- Type: Group
- Sub-units: Allt Llwyd and Wig Bach formations, Nant Ffrancon Subgroup (which includes Llanengan and St Tudwal's formations), Cwm Eigiau, Allt Fawr Rhyolitic Tuff, Dwyfach and Nod Glas formations
- Overlies: Mawddach Group, Rhobell Volcanic Group
- Thickness: variable, more than 2 km

Lithology
- Primary: mudstones, siltstones
- Other: sandstones, tuffs, oolitic ironstones

Location
- Region: northwest Wales
- Country: Wales

Type section
- Named for: Ogwen Valley

= Ogwen Group =

Geological group in north-west Wales

The Ogwen Group is an Ordovician lithostratigraphic group (a sequence of rock strata) in Gwynedd, north-west Wales.

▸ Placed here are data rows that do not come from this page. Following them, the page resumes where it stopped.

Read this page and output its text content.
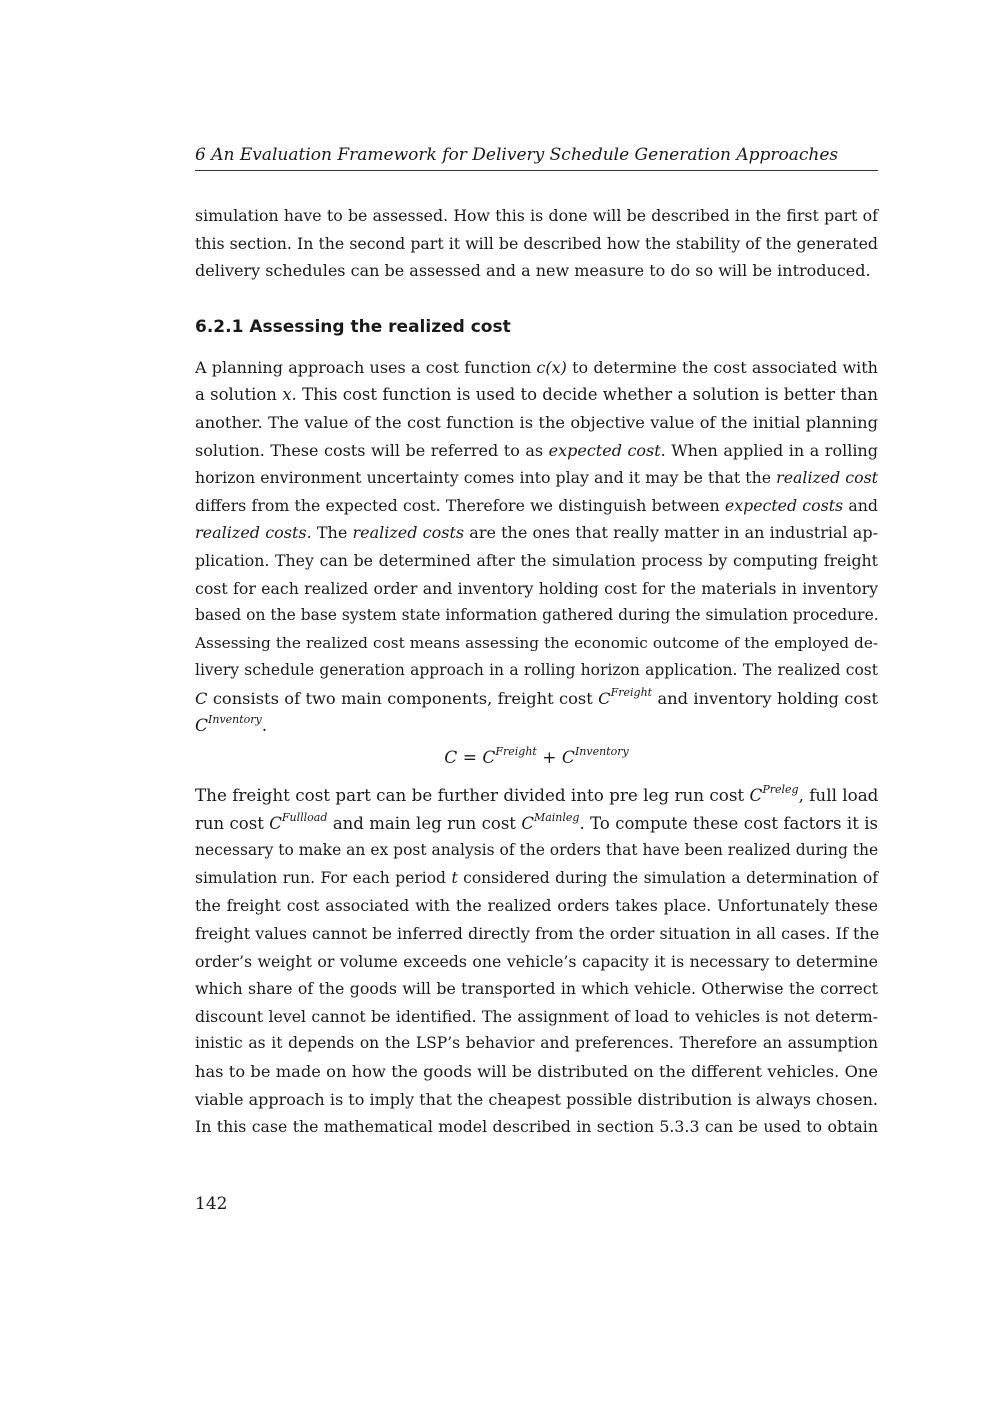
6 An Evaluation Framework for Delivery Schedule Generation Approaches
simulation have to be assessed. How this is done will be described in the first part of
this section. In the second part it will be described how the stability of the generated
delivery schedules can be assessed and a new measure to do so will be introduced.
6.2.1 Assessing the realized cost
A planning approach uses a cost function c(x) to determine the cost associated with
a solution x. This cost function is used to decide whether a solution is better than
another. The value of the cost function is the objective value of the initial planning
solution. These costs will be referred to as expected cost. When applied in a rolling
horizon environment uncertainty comes into play and it may be that the realized cost
differs from the expected cost. Therefore we distinguish between expected costs and
realized costs. The realized costs are the ones that really matter in an industrial ap-
plication. They can be determined after the simulation process by computing freight
cost for each realized order and inventory holding cost for the materials in inventory
based on the base system state information gathered during the simulation procedure.
Assessing the realized cost means assessing the economic outcome of the employed de-
livery schedule generation approach in a rolling horizon application. The realized cost
C consists of two main components, freight cost $C^{Freight}$ and inventory holding cost
$C^{Inventory}$.
$C = C^{Freight} + C^{Inventory}$
The freight cost part can be further divided into pre leg run cost $C^{Preleg}$, full load
run cost $C^{Fullload}$ and main leg run cost $C^{Mainleg}$. To compute these cost factors it is
necessary to make an ex post analysis of the orders that have been realized during the
simulation run. For each period t considered during the simulation a determination of
the freight cost associated with the realized orders takes place. Unfortunately these
freight values cannot be inferred directly from the order situation in all cases. If the
order’s weight or volume exceeds one vehicle’s capacity it is necessary to determine
which share of the goods will be transported in which vehicle. Otherwise the correct
discount level cannot be identified. The assignment of load to vehicles is not determ-
inistic as it depends on the LSP’s behavior and preferences. Therefore an assumption
has to be made on how the goods will be distributed on the different vehicles. One
viable approach is to imply that the cheapest possible distribution is always chosen.
In this case the mathematical model described in section 5.3.3 can be used to obtain
142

The name is derived from Ogwen Valley, a locality in Snowdonia where it outcrops.

==Outcrops==
The rocks occur throughout Llŷn and eastwards into Snowdonia within Gwynedd.

==Lithology and stratigraphy==
The Group consists of about 1000 m thickness (in the Pwllheli area) of mudstones and siltstones with some basal sandstones together with tuffs and oolitic ironstones laid down during the Arenig and Caradoc epochs of the Ordovician Period. The Nant Ffrancon subgroup alone exceeds 2km thickness in central Snowdonia. The subgroup as itself been classed as both a formation and a group at times.